そして合コンの席で言った事も言わなかった事も、改めてコイツと話した。
「仕事、会社員だっけ?」
「ああ…今は目指してる事があって、仕事は派遣社員やってる」
「C・スクウェアのヴォーカルが派遣社員かよ…」
皮肉のように口を開けば、男も苦笑しながら頭を小さく掻いた。
「…譲から聞いたのか? まぁ、昔の話だしな。合コンの席でまさかお前の口からその名前が出るとは思いもしなかったけど」
「俺だってまさかお前が本人だとは思わねぇだろ? 今日だってどんな顔して会えばいいのか、すげー悩んだんだからな?」
そう言ってやれば相手は面白かったのか腹を抱えて笑っていた。そこまで笑う事はないだろ?
「気に入って初めて行ったライブが解散ライブだったんだから、忘れられねぇだろが」
「それもすげぇ偶然だな。つーか、そこまで気に入ってくれてありがとな。皆やりたいことが見つかってばらばらになっちまったけど、未だに覚えてくれている人がいるってのは嬉しいよ」
さっきまで軽い口調で話していたのに急に真面目な声色で話し出した。コイツ、ヴォーカルやってただけあって声がいいんだ。真面目な声でそう言われると、逆にこっちが照れちまう。
「曲も、歌も気に入って聞いてたんだ。残念だと思ったよ」
「そっか」
柔らかく笑って、男は酒を口に含んだ。
そこからまた色んな事を話した。俺の仕事の事や趣味のこと。合コンと違うのは根掘り葉掘り聞くんじゃなくて、何となくお互いに話し合ってたって事。

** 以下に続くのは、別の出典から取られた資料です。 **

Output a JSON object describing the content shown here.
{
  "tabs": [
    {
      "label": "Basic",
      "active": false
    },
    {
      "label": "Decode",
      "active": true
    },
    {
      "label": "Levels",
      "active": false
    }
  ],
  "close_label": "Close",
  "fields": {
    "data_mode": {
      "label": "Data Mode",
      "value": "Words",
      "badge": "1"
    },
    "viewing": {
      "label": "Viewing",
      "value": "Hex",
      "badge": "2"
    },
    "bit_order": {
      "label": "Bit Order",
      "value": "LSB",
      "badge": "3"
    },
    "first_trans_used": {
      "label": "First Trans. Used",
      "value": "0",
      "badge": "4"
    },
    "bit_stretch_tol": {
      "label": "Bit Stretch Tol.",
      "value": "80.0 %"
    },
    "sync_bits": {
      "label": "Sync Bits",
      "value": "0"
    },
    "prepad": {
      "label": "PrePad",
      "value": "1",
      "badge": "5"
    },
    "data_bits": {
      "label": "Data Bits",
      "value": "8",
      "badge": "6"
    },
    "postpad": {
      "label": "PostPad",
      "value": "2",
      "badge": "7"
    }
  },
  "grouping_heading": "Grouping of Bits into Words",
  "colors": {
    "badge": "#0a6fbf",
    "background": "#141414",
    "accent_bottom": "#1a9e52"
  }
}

会話は結構盛り上がり、気付けば飲み会開始から二時間が経過しようとしていた。
「あ、悪ィ…俺、そろそろ帰らねぇと……」
「まだ二十時だぞ? 時間早ェだろ。最寄り駅どこだ?」
時計を見た相手がつまらなそうにぼやく。
「最寄は池袋から二十分くらいのとこなんだけど、駅前の図書館に寄りたいからさ。二十一時には閉まるし、仕事の資料取りに行かねぇと」
「そっか…じゃあ今日はこれで上がりにするか」
仕方なそうに呟く相手に、俺も軽く謝って言葉を返した。
「悪ィ…今日楽しかったし、また機会があれば飲もうぜ?」
笑って見せると、相手も薄く笑みを浮かべ、頷いて見せた。
割り勘で会計を済ませ、池袋駅へ直行する。埼京線に乗り込むと男も同じ電車に乗り込んできた。
「同じ方向なんだな」
「俺、赤羽で乗り換え」
「マジか。おれもだ」
お互いの話を聞いてみると、実は最寄り駅が同じ駅だと判明した。こういう偶然っていうのもあるもんなんだな。
最寄り駅に着くとアイツは飲みなおす為にまた別の店へと向かっていく。贔屓の店があるようだったが、俺には関係のない話なのでそのまま図書館へ向かって歩みを進めていった。